On the other side of the spectrum, anti-fraud solutions proliferate in the mobile market but only a few providers can offer carrier grade solutions. Successful fraud-busting MNOs implement a mix of in-house solutions with a 3rd party Firewall. In addition, they often have an experienced team in place dedicated to Messaging Revenue Assurance.
When implementing, enhancing or replacing their anti-fraud system(s) there is a long list of features an Operator should look into. If you’re interested, please keep tuned as I’ll talk about this topic in a future blog.

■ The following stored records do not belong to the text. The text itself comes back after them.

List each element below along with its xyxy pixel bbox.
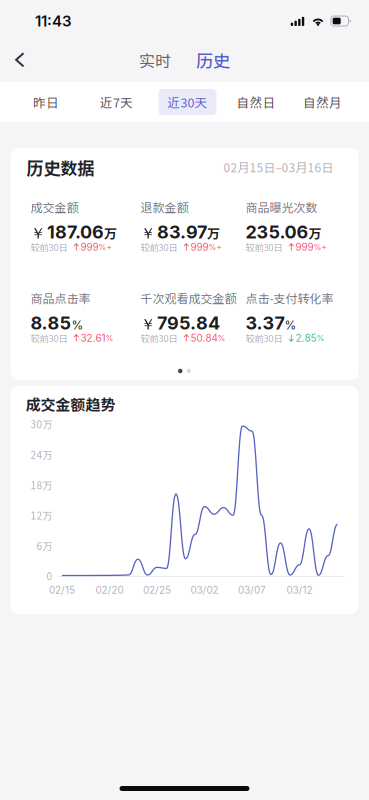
staticText: 自然月: [303, 93, 342, 111]
staticText: 较前30日: [140, 240, 178, 254]
staticText: 6万: [36, 538, 52, 553]
staticText: 50.84: [191, 332, 218, 344]
staticText: 实时: [139, 48, 171, 72]
staticText: 8.85: [30, 312, 72, 334]
staticText: 自然日: [236, 93, 276, 111]
staticText: 999: [191, 241, 209, 253]
staticText: 万: [207, 223, 220, 242]
staticText: 较前30日: [246, 240, 282, 254]
staticText: 较前30日: [30, 331, 68, 345]
staticText: 0: [46, 569, 52, 583]
staticText: 较前30日: [246, 331, 282, 345]
staticText: 成交金额趋势: [26, 393, 116, 415]
staticText: 历史数据: [26, 155, 94, 179]
staticText: 03/02: [190, 584, 218, 596]
staticText: 999: [81, 241, 99, 253]
staticText: 999: [296, 241, 314, 253]
staticText: 11:43: [35, 12, 72, 30]
staticText: %: [218, 333, 226, 343]
staticText: 较前30日: [30, 240, 68, 254]
staticText: %: [72, 318, 84, 332]
staticText: 24万: [30, 447, 52, 462]
button[interactable]: 近7天: [91, 89, 142, 115]
staticText: 3.37: [246, 312, 284, 334]
button[interactable]: 自然月: [294, 89, 351, 115]
staticText: 商品曝光次数: [246, 198, 318, 216]
staticText: %+: [314, 242, 327, 252]
staticText: 昨日: [33, 93, 59, 111]
staticText: 近7天: [100, 93, 133, 111]
button[interactable]: 实时: [133, 42, 177, 78]
staticText: 2.85: [296, 332, 317, 344]
staticText: %+: [99, 242, 112, 252]
button[interactable]: 返回: [0, 42, 40, 78]
staticText: 万: [104, 223, 117, 242]
staticText: 近30天: [168, 93, 208, 111]
staticText: 千次观看成交金额: [140, 289, 236, 307]
staticText: 30万: [30, 417, 52, 431]
staticText: 32.61: [81, 332, 106, 344]
staticText: 点击-支付转化率: [246, 289, 334, 307]
staticText: %: [317, 333, 325, 343]
staticText: ￥: [140, 315, 156, 334]
staticText: 历史: [196, 48, 230, 72]
staticText: 02/20: [96, 584, 124, 596]
staticText: %+: [209, 242, 222, 252]
staticText: 退款金额: [140, 198, 188, 216]
staticText: %: [106, 333, 114, 343]
staticText: 02月15日–03月16日: [224, 158, 334, 176]
staticText: 795.84: [157, 312, 220, 334]
button[interactable]: 自然日: [228, 89, 284, 115]
staticText: 12万: [30, 508, 52, 522]
staticText: 商品点击率: [30, 289, 90, 307]
button[interactable]: 昨日: [24, 89, 68, 115]
staticText: %: [284, 318, 296, 332]
staticText: 成交金额: [30, 198, 78, 216]
staticText: 02/25: [143, 584, 171, 596]
staticText: 03/12: [286, 584, 312, 596]
staticText: 83.97: [157, 221, 207, 243]
staticText: 235.06: [246, 221, 308, 243]
staticText: 万: [308, 224, 322, 242]
staticText: 02/15: [49, 584, 75, 596]
staticText: 较前30日: [140, 331, 178, 345]
button[interactable]: 近30天: [158, 89, 216, 115]
staticText: ￥: [140, 224, 156, 243]
staticText: 03/07: [238, 584, 266, 596]
staticText: 187.06: [47, 221, 104, 243]
button[interactable]: 历史: [190, 42, 236, 78]
staticText: ￥: [30, 224, 46, 243]
staticText: 18万: [30, 478, 52, 492]
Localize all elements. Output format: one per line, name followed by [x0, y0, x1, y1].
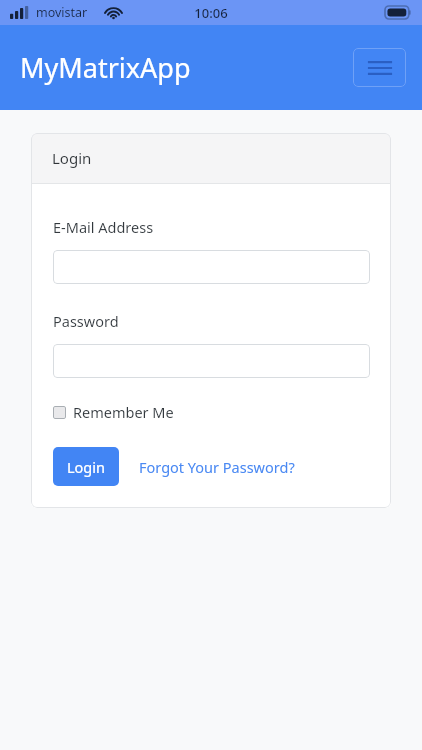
staticText: movistar [36, 4, 88, 21]
staticText: Remember Me [73, 402, 174, 422]
staticText: 10:06 [194, 4, 228, 22]
button[interactable]: Open navigation menu [353, 48, 406, 87]
button[interactable]: MyMatrixApp [20, 49, 191, 86]
button[interactable] [53, 250, 370, 284]
staticText: Login [67, 457, 105, 477]
button[interactable]: Login [53, 447, 119, 486]
button[interactable] [53, 344, 370, 378]
button[interactable]: Forgot Your Password? [139, 457, 295, 477]
staticText: Forgot Your Password? [139, 457, 295, 477]
staticText: Password [53, 311, 119, 331]
staticText: Login [52, 148, 92, 168]
staticText: E-Mail Address [53, 217, 154, 237]
button[interactable]: Remember Me [53, 402, 174, 422]
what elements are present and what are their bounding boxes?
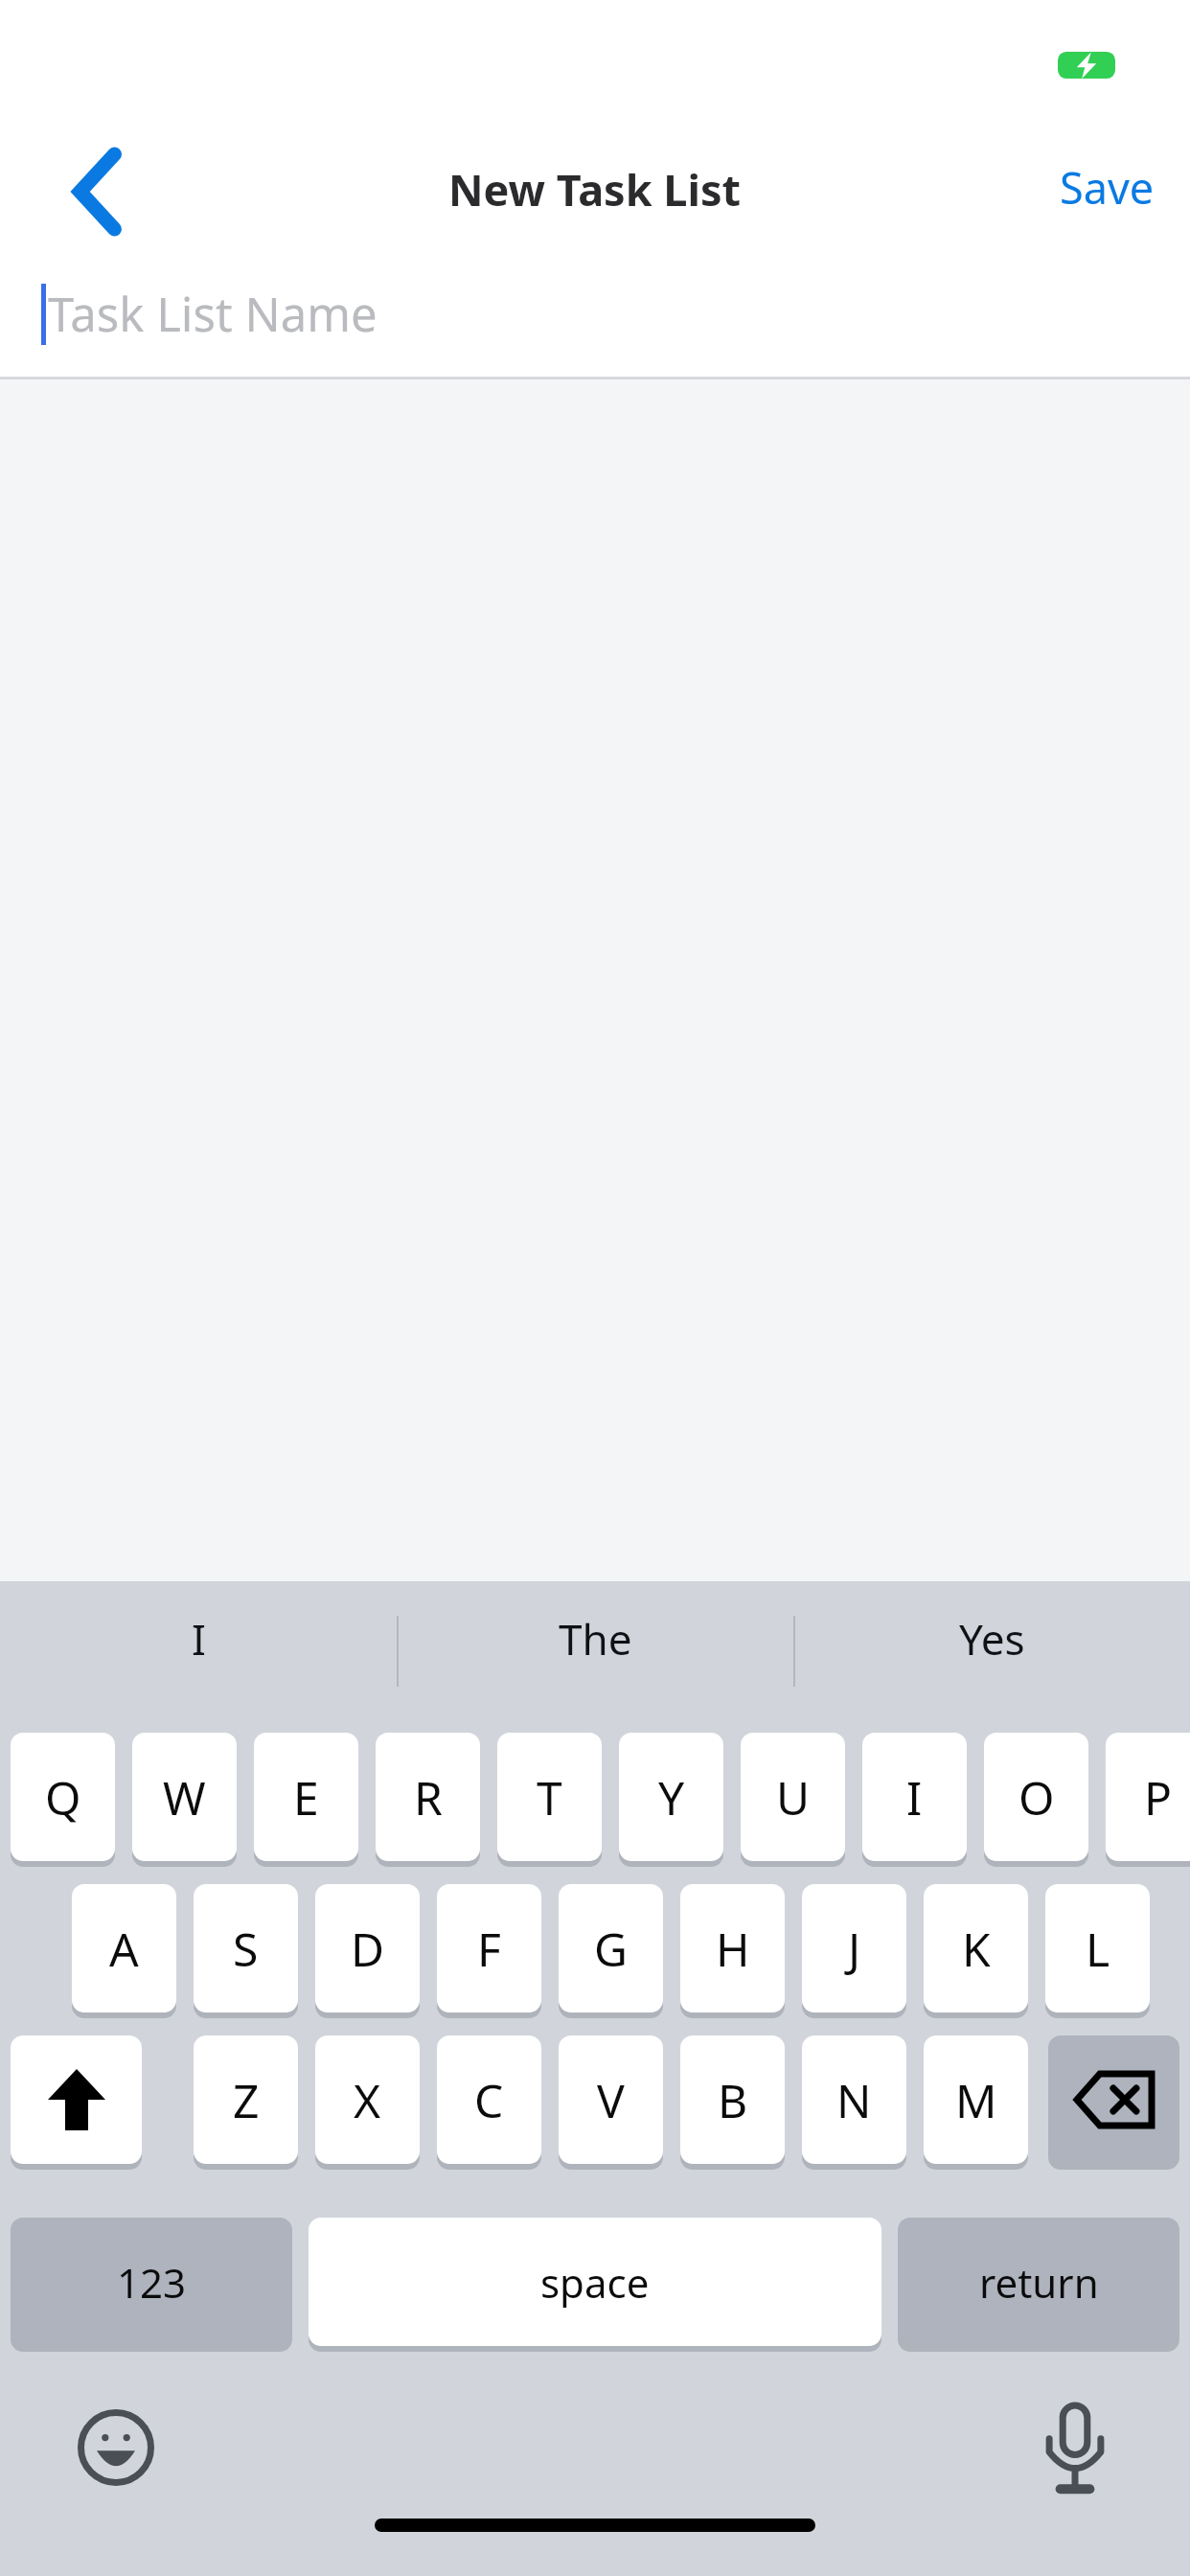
button[interactable]: Shift (11, 2036, 142, 2164)
button[interactable]: Task List Name (0, 257, 1190, 374)
button[interactable]: K (924, 1884, 1028, 2012)
staticText: 123 (117, 2255, 187, 2310)
button[interactable]: A (72, 1884, 176, 2012)
staticText: New Task List (448, 160, 742, 218)
staticText: J (848, 1918, 861, 1980)
staticText: F (477, 1918, 501, 1980)
button[interactable]: D (315, 1884, 420, 2012)
staticText: E (293, 1766, 319, 1828)
staticText: L (1086, 1918, 1110, 1980)
staticText: return (979, 2255, 1099, 2310)
button[interactable]: V (559, 2036, 663, 2164)
button[interactable]: B (680, 2036, 785, 2164)
button[interactable]: Z (194, 2036, 298, 2164)
staticText: W (163, 1766, 206, 1828)
staticText: P (1144, 1766, 1173, 1828)
staticText: Save (1060, 158, 1155, 217)
staticText: X (354, 2069, 381, 2131)
button[interactable]: Yes (793, 1581, 1190, 1696)
button[interactable]: H (680, 1884, 785, 2012)
staticText: U (776, 1766, 811, 1828)
button[interactable]: C (437, 2036, 541, 2164)
staticText: B (718, 2069, 748, 2131)
button[interactable]: J (802, 1884, 906, 2012)
button[interactable]: S (194, 1884, 298, 2012)
staticText: K (962, 1918, 991, 1980)
staticText: M (955, 2069, 997, 2131)
staticText: A (109, 1918, 139, 1980)
staticText: R (414, 1766, 443, 1828)
button[interactable]: Save (996, 144, 1155, 230)
button[interactable]: P (1106, 1733, 1190, 1861)
button[interactable]: Dictation (1021, 2394, 1129, 2501)
staticText: T (537, 1766, 562, 1828)
staticText: Q (45, 1766, 81, 1828)
button[interactable]: space (309, 2218, 881, 2346)
button[interactable]: L (1045, 1884, 1150, 2012)
staticText: O (1018, 1766, 1055, 1828)
button[interactable]: Y (619, 1733, 723, 1861)
button[interactable]: Emoji keyboard (62, 2394, 170, 2501)
staticText: space (540, 2255, 650, 2310)
button[interactable]: Back (48, 134, 148, 249)
staticText: H (716, 1918, 750, 1980)
button[interactable]: F (437, 1884, 541, 2012)
button[interactable]: O (984, 1733, 1088, 1861)
button[interactable]: Backspace (1048, 2036, 1179, 2164)
staticText: Task List Name (48, 282, 378, 346)
button[interactable]: U (741, 1733, 845, 1861)
button[interactable]: T (497, 1733, 602, 1861)
button[interactable]: The (397, 1581, 793, 1696)
staticText: V (597, 2069, 625, 2131)
staticText: I (906, 1766, 923, 1828)
staticText: S (233, 1918, 259, 1980)
button[interactable]: Q (11, 1733, 115, 1861)
staticText: G (594, 1918, 628, 1980)
button[interactable]: N (802, 2036, 906, 2164)
button[interactable]: X (315, 2036, 420, 2164)
button[interactable]: R (376, 1733, 480, 1861)
button[interactable]: M (924, 2036, 1028, 2164)
button[interactable]: G (559, 1884, 663, 2012)
button[interactable]: I (0, 1581, 397, 1696)
staticText: The (559, 1610, 632, 1668)
staticText: Yes (959, 1610, 1025, 1668)
staticText: D (351, 1918, 385, 1980)
staticText: Z (233, 2069, 260, 2131)
button[interactable]: return (898, 2218, 1179, 2346)
button[interactable]: 123 (11, 2218, 292, 2346)
staticText: Y (658, 1766, 685, 1828)
button[interactable]: I (862, 1733, 967, 1861)
staticText: C (474, 2069, 504, 2131)
staticText: N (836, 2069, 872, 2131)
staticText: I (192, 1610, 206, 1668)
button[interactable]: E (254, 1733, 358, 1861)
button[interactable]: W (132, 1733, 237, 1861)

- Good tools… what about maintenance?
You might think that an operator has control over it’s messaging traffic when suitable tools are in place, but it is pretty common that bypass still persists or re-occurs soon after measures are implemented. Fraudsters tireless efforts to enhance bypass techniques are rarely opposed by equivalent measures on the operator’s side to combat this fraud. Firewall maintenance tasks for example, require specialized personnel and daily attention but, in the era of 5G launches and trials, these requirements are often overlooked.